Bharatiya Janata Party’s OBC Morcha chief K.Laxman said that the states could take up the responsibility of conducting a survey which would include caste as a factor, and the Union Government could carry out the rest of the procedure. However, this survey cannot be called a census as the constitution includes census in the Union list and not in the state or concurrent list. Hence, until the constitution is amended, no state can conduct its own census. Also, providing wrong information to the enumerators is a punishable offence while collecting data for census,  which is not the case for a state-conducted survey.

Over the years, there has been a gradual improvement in the quality of data collected because of the progress in technology, which has helped the government come up with better policies. The Decadal Census provides authentic information on literacy, demography, economic activity, language and many other factors which help in distributing funds, planning and implementation of policies for the future. The last census was conducted in 2011 and there has been a rapid fertility decline and mobility rising since then. The effects of these factors on the population dynamic need to be assessed as soon as possible, especially with the 14th five-year plan getting closer. The pandemic and its devastating course of fatalities have made population enumeration all the more urgent. In such a scenario,  an attribute like caste will probably have to be let go of, considering how difficult it is to obtain numbers regarding caste and how complex the Indian caste hierarchy is. Also, the problem of unemployment and inflation is more worrisome and affects a greater population.

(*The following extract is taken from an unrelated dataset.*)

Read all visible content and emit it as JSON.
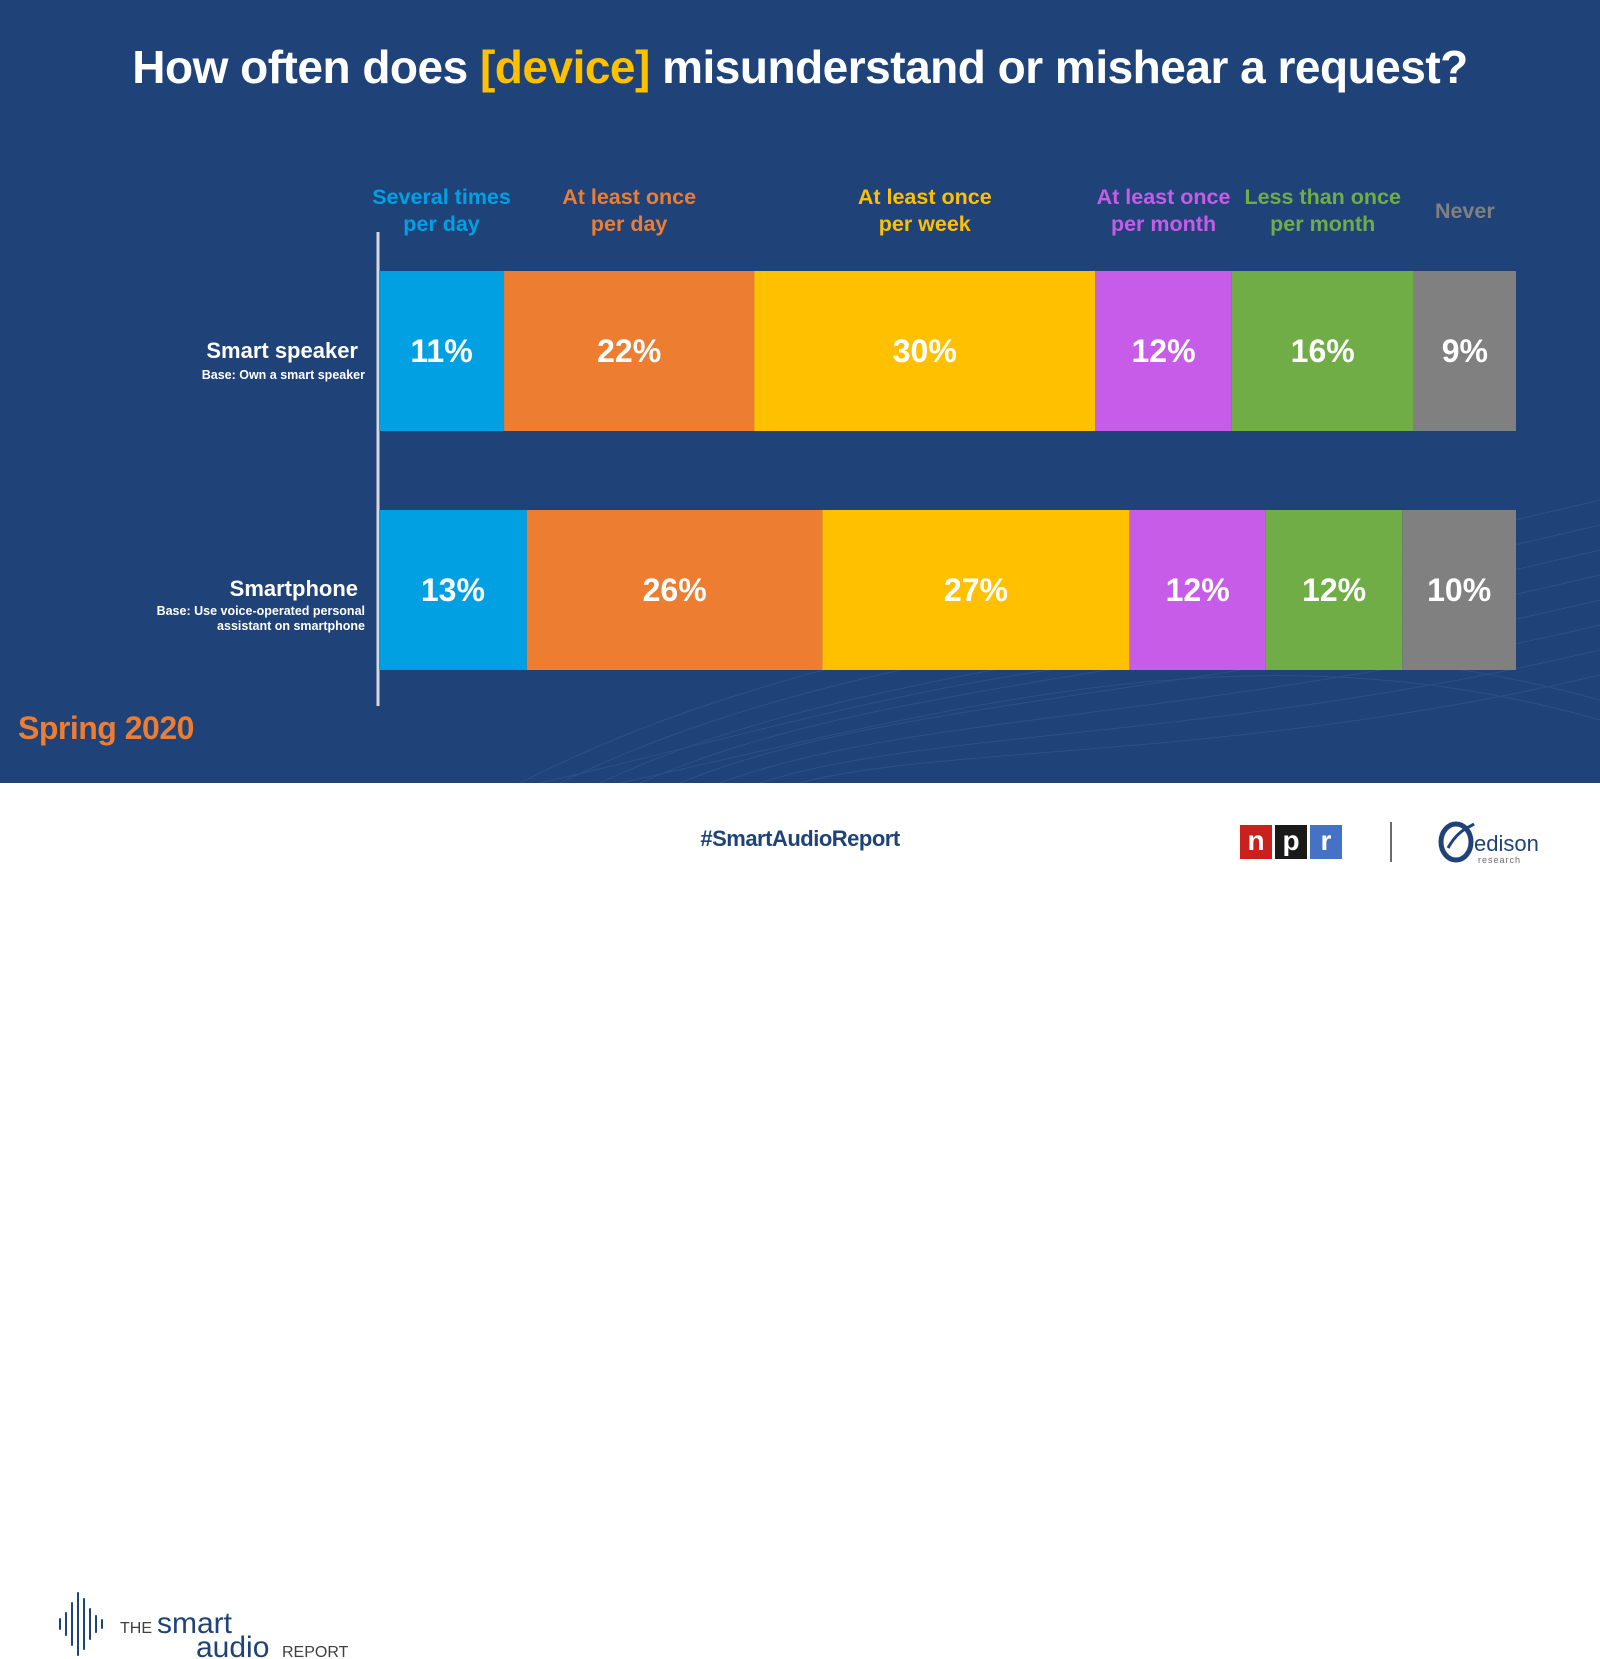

While a lot of people in the urban areas do not consider caste as a part of their identity and may even sometimes be completely baffled by the idea of considering caste as an attribute for enumeration, and claim that it does not offer sensible outcome differences as it is not a modifiable factor like education or occupation - we can not turn a blind eye to the caste-based discrimination in the rural part of the country. Untouchability, violence and other forms of atrocities still remain prevalent in the rural parts of the country. According to a leading national daily, crimes against Dalits increased by 6% between 2009 and 2018. The same report flagged a rise in violence against Dalit and Adivasi women. One might argue that these crimes are not recorded in the census but the fact that suppression of lower castes has an intrinsic relationship with their inaccessibility to education can not be denied.

In conclusion, the government should start collecting data as soon as possible and many of the old attributes might have to be changed as the population dynamic has drastically changed in the last 10 years. Although caste is not a major part of the identity of an average Indian man, caste is a masked factor for other attributes.